Fluctuations in glucose levels induce glial toxicity with glutamatergic, oxidative and inflammatory implications.

Astrocytes are dynamic cells that maintain brain homeostasis by regulating neurotransmitter systems, antioxidant defenses, inflammatory responses and energy metabolism. Astroglial cells are also primarily responsible for the uptake and metabolism of glucose in the brain. Diabetes mellitus (DM) is a pathological condition characterized by hyperglycemia and is associated with several changes in the central nervous system (CNS), including alterations in glial function. Classically, excessive glucose concentrations are used to induce experimental models of astrocyte dysfunction; however, hypoglycemic episodes may also cause several brain injuries. The main focus of the present study was to evaluate how fluctuations in glucose levels induce cytotoxicity. The culture medium of astroglial cells was replaced twice as follows: (1) from 6mM (control) to 12mM (high glucose), and (2) from 12mM to 0mM (glucose deprivation).

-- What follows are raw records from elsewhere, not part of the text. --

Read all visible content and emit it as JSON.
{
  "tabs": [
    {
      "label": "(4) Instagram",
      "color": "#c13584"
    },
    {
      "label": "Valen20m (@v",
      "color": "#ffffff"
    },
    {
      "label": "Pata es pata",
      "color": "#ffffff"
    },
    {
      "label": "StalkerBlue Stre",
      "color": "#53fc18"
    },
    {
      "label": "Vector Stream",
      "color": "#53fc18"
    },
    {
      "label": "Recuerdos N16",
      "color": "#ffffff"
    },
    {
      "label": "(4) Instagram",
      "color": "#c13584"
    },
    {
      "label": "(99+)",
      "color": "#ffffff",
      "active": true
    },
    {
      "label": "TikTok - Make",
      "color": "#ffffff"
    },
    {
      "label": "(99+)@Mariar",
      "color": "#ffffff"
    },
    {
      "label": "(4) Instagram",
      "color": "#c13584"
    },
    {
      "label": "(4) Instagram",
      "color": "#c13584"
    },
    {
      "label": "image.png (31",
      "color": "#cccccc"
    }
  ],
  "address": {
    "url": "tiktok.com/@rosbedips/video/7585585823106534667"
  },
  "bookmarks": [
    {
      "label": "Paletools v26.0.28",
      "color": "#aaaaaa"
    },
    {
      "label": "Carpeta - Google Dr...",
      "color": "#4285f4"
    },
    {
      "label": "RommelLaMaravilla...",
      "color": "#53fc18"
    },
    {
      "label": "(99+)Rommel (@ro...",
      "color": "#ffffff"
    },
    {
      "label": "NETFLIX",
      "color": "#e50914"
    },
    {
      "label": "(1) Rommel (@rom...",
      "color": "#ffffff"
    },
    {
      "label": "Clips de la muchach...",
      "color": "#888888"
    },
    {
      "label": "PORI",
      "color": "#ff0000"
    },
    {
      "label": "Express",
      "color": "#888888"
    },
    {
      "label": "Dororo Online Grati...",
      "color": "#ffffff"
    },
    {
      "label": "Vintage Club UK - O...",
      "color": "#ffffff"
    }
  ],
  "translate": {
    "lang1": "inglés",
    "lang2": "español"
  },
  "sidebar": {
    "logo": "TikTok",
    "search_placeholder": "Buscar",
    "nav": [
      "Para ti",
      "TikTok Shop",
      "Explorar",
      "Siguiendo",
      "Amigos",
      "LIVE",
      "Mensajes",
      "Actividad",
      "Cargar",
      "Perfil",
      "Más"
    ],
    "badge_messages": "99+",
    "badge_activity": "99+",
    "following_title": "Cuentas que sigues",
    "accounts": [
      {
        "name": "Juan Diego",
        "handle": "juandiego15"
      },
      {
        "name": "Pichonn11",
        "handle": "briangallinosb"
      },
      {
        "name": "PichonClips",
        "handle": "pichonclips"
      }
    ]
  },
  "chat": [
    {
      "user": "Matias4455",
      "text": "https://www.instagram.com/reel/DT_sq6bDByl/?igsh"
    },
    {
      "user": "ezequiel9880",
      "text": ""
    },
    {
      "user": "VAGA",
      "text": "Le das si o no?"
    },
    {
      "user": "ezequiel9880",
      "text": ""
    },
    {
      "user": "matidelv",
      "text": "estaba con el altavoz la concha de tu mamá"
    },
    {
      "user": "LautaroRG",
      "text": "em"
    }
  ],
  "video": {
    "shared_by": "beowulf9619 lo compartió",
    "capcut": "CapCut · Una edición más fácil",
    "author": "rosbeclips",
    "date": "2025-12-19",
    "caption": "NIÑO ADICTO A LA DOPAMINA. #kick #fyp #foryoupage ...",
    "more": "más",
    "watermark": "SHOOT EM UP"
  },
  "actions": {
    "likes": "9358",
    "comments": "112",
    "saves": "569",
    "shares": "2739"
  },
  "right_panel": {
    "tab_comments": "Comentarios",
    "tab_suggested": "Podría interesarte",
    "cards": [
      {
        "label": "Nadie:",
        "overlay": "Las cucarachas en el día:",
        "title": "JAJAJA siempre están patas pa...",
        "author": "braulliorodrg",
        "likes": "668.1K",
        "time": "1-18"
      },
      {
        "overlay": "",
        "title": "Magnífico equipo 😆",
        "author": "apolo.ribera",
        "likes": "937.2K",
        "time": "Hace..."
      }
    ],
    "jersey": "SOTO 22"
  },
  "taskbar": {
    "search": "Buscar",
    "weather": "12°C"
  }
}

Cell viability, mitochondrial function, oxidative/nitrosative stress, glutamate metabolism, inflammatory responses, nuclear factor κB (NFκB) transcriptional activity and p38 mitogen-activated protein kinase (p38 MAPK) levels were assessed. Our in vitro experimental model showed that up and down fluctuations in glucose levels decreased cell proliferation, induced mitochondrial dysfunction, increased oxidative/nitrosative stress with consequent cellular biomolecular damage, impaired glutamate metabolism and increased pro-inflammatory cytokine release. Additionally, activation of the NFκB and p38 signaling pathways were putative mechanisms of the effects of glucose fluctuations on astroglial cells. In summary, for the first time, we show that changes in glucose concentrations, from high-glucose levels to glucose deprivation, exacerbate glial injury.